What's the most telling towards what I'm trying to point out in this blog entry is that Delphi's death is fairly glossed over. She babbles on, saying "Goodbye" quite a bit, and then she's dead. Paul, you would imagine, is pretty torn up about it, but that's glossed over very quickly. Fast forward. Paul's a bigwig for FTX and - get this - Delphi lives again. Death isn't really death in this world.

Science fiction is a medium through which authors and filmmakers often attempt to take modern-day problems and show how they are dealt with in futuristic societies. Arguably, most people don't want to die. It's only natural, then, that sci fi should have some sort of aversion towards death -- towards making it not so...final.

2 comments:

Adam Johns said...

I'm not sure how I want to respond. Possibly because I think you're right, and don't have all that much to add.

One beginning nitpick: you say that that the book was based on the movie (which may have been a typo), but it _is_ actually the reverse: the book was written almost 15 years before the movie. That matters, actually: death is much more real and central (for Baty, it's profund at the end of the movie) in the movie than in the book.

Why? Is it because Hollywood is death-oriented, driven by Freud's thanatos?

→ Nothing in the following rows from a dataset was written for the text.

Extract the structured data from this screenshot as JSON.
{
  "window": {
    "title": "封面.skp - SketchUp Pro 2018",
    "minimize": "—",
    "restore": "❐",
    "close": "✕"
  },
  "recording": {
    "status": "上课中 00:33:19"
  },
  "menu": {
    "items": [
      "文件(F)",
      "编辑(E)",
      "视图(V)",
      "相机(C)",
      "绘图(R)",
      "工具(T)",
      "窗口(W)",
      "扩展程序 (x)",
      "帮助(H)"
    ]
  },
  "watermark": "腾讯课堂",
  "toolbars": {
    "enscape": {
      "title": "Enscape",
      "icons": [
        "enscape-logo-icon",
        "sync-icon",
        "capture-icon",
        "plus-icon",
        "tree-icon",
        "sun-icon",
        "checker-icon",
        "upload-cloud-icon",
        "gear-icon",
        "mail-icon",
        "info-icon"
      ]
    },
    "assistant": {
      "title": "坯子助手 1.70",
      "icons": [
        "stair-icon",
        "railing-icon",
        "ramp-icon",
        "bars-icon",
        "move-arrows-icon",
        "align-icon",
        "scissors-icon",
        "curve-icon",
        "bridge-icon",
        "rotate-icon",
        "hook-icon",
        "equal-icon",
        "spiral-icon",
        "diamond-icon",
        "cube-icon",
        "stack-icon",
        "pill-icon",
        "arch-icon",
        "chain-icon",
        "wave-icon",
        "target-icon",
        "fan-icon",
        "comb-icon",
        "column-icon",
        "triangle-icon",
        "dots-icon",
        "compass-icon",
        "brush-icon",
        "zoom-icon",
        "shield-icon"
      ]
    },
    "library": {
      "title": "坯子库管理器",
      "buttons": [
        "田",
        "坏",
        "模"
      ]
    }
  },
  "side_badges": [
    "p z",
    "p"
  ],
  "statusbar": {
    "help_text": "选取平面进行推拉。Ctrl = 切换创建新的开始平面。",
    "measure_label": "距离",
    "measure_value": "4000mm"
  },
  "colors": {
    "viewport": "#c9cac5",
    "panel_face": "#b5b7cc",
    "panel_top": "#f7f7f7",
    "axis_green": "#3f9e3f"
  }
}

Or does it have something to do with the historical moment, with the 60s being life-oriented and the 80s being death-oriented?

Your analysis of _why_ these texts make death out to be something small is compelling - but why, then, is death so absolutely central to the movie?

My nasty thought: this all has to do with PKD's analysis of the schizophrenic society. They suffer from a flattening of affect (indifference to death, including our own) because in their world that's the only way to survive. Possibly he thinks that's where we're heading...

I'm less sure what to do with Tiptree on death, though - you might check out Nik's discussion of Haraway and Tiptree there. That seems related.

Emily said...

I, also, don’t know what to say in away. Not only does the Science Fiction genre have aversions towards death but so does today’s medical and engineering society. Sci-Fi futuristic society is actually today’s society.

In Bio-Engineering we are constantly designing new instruments that can improve life span; thus delaying death. For example, there is currently research going on about growing an organ for organ transplants. Here, scientist use the patients own cells to grow the organ that would then be used for that particular patients own organ transplant. If this procedure takes off, there would be a decrease in names on the organ transplant list, thus, increasing life span in those patients.

Being able to transplant a generated organ into a human body would be absurd if mentioned in the past. Furthermore, since the organ was never really part of a human body, would the patient that receives this lab grown organ be considered an android since they are not fully ‘human’ anymore? I think the future of androids living on earth is closer than we think.